Sometimes, problems can occur simply because many independent scientists have an interest in answering the same question. If one of them finds a concerning result that the others didn’t find, guess which study you’re going to hear about? An example that drives me crazy is the controversy about aspartame, “one of the most thoroughly tested and studied food additives [the FDA] has ever approved.” In addition to the fact that there’s a body of evidence showing that it’s perfectly safe, remember that it’s replacing sugar, which isn’t exactly a health food. These types of situations put scientists in a tough spot, because science never says “okay, we’re 100% sure it’s fine now.” However, from a practical point of view, people should at some point should accept the consensus and worry about other things, like texting and driving. In fact, there’s probably someone out there behind the wheel right now texting to their friend about how dangerous aspartame is and that they should be sucking down 150 calories of liquefied sugar instead. When someone digs the cell-phone out of the wreckage, it will have this sentence still waiting to be sent: “NutraSweet has only been around since 1965, they don’t know what happens after FIFTY…”
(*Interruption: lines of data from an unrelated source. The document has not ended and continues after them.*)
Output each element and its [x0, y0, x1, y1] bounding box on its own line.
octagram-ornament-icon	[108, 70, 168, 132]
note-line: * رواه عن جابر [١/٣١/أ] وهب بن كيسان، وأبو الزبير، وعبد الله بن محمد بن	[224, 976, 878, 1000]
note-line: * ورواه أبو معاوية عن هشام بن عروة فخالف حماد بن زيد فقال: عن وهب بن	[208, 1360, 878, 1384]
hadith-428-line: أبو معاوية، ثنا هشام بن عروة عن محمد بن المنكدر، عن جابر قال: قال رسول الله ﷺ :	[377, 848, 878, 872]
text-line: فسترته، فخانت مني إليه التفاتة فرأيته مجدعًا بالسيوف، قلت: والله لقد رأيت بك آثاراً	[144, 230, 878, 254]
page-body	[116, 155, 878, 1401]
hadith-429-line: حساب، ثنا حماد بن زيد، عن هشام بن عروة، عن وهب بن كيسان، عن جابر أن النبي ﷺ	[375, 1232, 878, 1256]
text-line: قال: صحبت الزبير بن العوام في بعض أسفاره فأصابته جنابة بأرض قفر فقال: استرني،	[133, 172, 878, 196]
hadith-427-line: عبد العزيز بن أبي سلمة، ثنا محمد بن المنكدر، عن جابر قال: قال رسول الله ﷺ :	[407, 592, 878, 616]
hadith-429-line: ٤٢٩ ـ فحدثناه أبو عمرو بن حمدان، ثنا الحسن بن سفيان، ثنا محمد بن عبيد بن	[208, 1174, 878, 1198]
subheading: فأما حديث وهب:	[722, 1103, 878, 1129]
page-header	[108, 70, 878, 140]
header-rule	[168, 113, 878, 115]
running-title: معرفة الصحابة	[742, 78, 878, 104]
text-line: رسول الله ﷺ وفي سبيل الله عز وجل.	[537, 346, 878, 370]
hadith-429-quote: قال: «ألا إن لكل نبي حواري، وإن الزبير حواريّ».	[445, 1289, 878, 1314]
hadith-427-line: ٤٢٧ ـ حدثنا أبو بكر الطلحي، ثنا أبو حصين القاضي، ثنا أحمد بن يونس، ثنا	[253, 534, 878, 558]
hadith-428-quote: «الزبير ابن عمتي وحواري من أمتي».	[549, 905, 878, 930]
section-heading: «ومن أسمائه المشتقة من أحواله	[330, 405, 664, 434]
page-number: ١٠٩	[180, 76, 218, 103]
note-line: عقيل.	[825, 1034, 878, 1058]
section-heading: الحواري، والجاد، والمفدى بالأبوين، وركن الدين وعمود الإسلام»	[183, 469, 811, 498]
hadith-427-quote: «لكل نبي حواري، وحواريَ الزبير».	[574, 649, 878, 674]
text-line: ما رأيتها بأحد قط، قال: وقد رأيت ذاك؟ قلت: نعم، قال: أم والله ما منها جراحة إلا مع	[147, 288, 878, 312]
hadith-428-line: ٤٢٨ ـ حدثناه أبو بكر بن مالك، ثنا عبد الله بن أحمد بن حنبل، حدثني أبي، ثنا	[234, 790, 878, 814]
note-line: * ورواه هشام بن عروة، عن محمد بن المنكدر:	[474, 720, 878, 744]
Another fear that seems to live forever is the idea that cell phone usage causes brain cancer. Despite the fact that any physicist can tell you that radiation of that frequency is non-ionizing and therefore has no known mechanism by which it can harm you, public fear drives scientists to test and re-test and re-test until one of them eventually finds that there may be a concern, which drives more fear and more studies! It seems like a harmless endeavor to simply run experiments, but the problem arises when there are so many studies that the usual standards of significance do not imply meaningfulness of results. If you’re still worried about stuff like this, I think it helps to suppose there is a risk and then imagine what the impact would be in the world. I’m pretty sure you’re not thinking it would look like this chart from the link above…
Until there’s a worldwide spike in brain cancer, I just don’t see the point in worrying about this.
Once, when I hesitated to unleash an automated optimization program across the network without first doing a controlled test, my boss asked “What are you saying? It’s not going to find significance?” and I quipped “oh, it will find significance. It just won’t be significant.”